Ketika pemuda itu kembali dengan harta karun, rubah berkata, "Sekarang, apa yang akan kamu berikan padaku sebagai imbalan? Aku ingin kamu membunuhku, dan memotong kepalaku dan kakiku." "Itu adalah tanda terima kasih yang aneh," kata putra raja, "dan aku tidak mungkin melakukan hal semacam itu." Kemudian rubah berkata, "Jika kamu tidak melakukannya, aku harus meninggalkanmu; tetapi berhati-hatilah dengan dua hal: jangan membeli daging dari tiang gantungan, dan jangan duduk di tepi sungai."

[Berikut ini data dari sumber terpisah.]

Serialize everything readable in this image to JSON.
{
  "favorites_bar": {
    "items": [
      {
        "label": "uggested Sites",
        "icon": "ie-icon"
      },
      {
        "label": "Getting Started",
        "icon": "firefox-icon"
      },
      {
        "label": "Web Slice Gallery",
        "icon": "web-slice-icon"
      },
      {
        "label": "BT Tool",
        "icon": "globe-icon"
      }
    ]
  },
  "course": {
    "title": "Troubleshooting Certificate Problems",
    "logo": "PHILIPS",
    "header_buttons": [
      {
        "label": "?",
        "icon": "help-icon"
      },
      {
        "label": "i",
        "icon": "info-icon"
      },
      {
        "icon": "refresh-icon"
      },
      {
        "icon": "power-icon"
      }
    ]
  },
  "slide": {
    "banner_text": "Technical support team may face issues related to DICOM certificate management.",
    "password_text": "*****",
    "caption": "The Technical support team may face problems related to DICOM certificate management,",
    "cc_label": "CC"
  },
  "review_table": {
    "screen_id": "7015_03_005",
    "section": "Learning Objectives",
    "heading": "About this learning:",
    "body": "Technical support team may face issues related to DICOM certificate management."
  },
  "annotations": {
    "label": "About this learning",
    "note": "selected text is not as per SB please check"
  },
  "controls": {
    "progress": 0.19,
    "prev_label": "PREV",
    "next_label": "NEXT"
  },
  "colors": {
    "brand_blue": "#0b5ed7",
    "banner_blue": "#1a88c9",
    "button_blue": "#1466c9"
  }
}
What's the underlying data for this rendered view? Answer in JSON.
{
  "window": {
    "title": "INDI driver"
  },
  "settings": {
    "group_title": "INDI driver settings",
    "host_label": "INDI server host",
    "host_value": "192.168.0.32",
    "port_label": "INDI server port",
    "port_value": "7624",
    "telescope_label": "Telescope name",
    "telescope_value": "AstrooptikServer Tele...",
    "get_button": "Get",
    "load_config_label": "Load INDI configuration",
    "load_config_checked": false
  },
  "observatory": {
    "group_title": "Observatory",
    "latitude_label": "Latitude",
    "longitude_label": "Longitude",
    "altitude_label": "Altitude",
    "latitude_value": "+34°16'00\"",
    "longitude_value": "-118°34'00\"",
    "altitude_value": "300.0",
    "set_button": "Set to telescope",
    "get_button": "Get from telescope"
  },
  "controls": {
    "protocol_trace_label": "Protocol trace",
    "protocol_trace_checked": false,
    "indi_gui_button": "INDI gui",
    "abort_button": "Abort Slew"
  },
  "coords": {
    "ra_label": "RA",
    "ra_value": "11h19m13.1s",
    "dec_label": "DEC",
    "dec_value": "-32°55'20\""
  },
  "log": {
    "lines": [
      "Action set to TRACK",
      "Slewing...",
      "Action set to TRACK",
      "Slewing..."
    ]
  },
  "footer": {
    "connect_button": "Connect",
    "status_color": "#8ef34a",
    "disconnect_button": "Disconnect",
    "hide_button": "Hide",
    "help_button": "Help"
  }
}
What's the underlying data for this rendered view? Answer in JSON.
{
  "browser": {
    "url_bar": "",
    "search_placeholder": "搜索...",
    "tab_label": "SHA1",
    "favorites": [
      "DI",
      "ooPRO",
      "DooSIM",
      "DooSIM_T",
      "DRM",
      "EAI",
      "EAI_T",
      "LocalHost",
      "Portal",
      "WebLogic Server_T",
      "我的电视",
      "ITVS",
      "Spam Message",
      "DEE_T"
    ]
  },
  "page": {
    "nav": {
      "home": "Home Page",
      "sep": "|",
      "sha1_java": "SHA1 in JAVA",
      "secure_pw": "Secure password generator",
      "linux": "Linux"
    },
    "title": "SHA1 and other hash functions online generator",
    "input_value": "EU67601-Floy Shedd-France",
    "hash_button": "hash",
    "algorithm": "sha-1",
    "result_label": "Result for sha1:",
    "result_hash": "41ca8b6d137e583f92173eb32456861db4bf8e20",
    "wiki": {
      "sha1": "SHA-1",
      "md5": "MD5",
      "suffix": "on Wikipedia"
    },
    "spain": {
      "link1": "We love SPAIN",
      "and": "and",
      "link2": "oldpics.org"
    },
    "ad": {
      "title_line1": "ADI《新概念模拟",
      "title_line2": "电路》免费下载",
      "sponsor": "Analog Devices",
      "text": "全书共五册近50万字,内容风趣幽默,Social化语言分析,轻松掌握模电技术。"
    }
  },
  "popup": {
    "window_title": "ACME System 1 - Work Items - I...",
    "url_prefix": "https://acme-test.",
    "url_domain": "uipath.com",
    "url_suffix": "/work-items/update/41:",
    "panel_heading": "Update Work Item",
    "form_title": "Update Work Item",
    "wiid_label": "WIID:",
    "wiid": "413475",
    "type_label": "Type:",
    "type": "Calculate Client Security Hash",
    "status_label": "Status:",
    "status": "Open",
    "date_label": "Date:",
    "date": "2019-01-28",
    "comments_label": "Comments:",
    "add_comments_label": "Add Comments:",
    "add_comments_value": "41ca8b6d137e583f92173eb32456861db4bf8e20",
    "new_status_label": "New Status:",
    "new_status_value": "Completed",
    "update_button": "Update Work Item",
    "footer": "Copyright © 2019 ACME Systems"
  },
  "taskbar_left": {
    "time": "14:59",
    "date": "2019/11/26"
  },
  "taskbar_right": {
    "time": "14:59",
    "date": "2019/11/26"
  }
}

Pemuda itu melanjutkan perjalanan dengan putri cantik, dan jalan mereka membawa mereka melalui desa tempat kedua saudaranya tinggal. Di sana ia mendengar bahwa dua orang akan digantung. Mereka adalah kedua saudaranya, yang telah menghabiskan semua harta benda mereka. Ia menebus mereka, dan mereka semua melanjutkan perjalanan bersama.
Setelah beberapa waktu, mereka sampai di hutan tempat rubah pertama kali bertemu dengan mereka. "Mari kita beristirahat sejenak di tepi sungai," kata saudara-saudaranya. Pemuda itu setuju, melupakan peringatan rubah, dan duduk di tepi sungai. Tapi kedua saudaranya mendorongnya ke belakang ke dalam sungai, merebut putri, kuda, dan burung, dan pulang ke rumah ayah mereka.
"Bukankah ini burung emas yang kami bawa?" kata mereka. Kemudian ada kegembiraan besar, tetapi kuda itu tidak mau makan, burung itu tidak berkicau, dan putri itu menangis. Namun putra bungsu jatuh di atas lumut yang lembut. Rubah setia datang dan mengangkatnya kembali. "Saudara-saudaramu telah mengepung hutan dengan penjaga," kata rubah. Pemuda itu mengganti pakaiannya dengan seorang pengemis, dan masuk ke halaman istana raja. Tak seorang pun mengenalinya, tetapi burung itu mulai berkicau, kuda itu mulai makan, dan putri itu berhenti menangis.
"Rasanya seperti pengantin pria yang sah telah kembali," kata sang putri. Kemudian ia menceritakan kepada raja semua yang terjadi. Raja memerintahkan setiap orang untuk dibawa ke hadapannya. Sang putri mengenali pengemis itu dan memeluknya. Saudara-saudara yang jahat dihukum, dan putra bungsu menikah dengan sang putri.
Lama setelahnya, putra raja bertemu dengan rubah, yang berkata, "Malapetakaku tak pernah berakhir, dan itu tergantung padamu untuk membebaskanku." Dan sekali lagi ia memohon agar dibunuh. Akhirnya, ia menyetujui, dan begitu hal itu dilakukan, rubah berubah menjadi seorang pria, yang tidak lain adalah saudara putri cantik itu; dan dengan demikian ia terbebas dari kutukan. Dan sekarang, tidak ada yang kurang dari kebahagiaan mereka selama mereka hidup.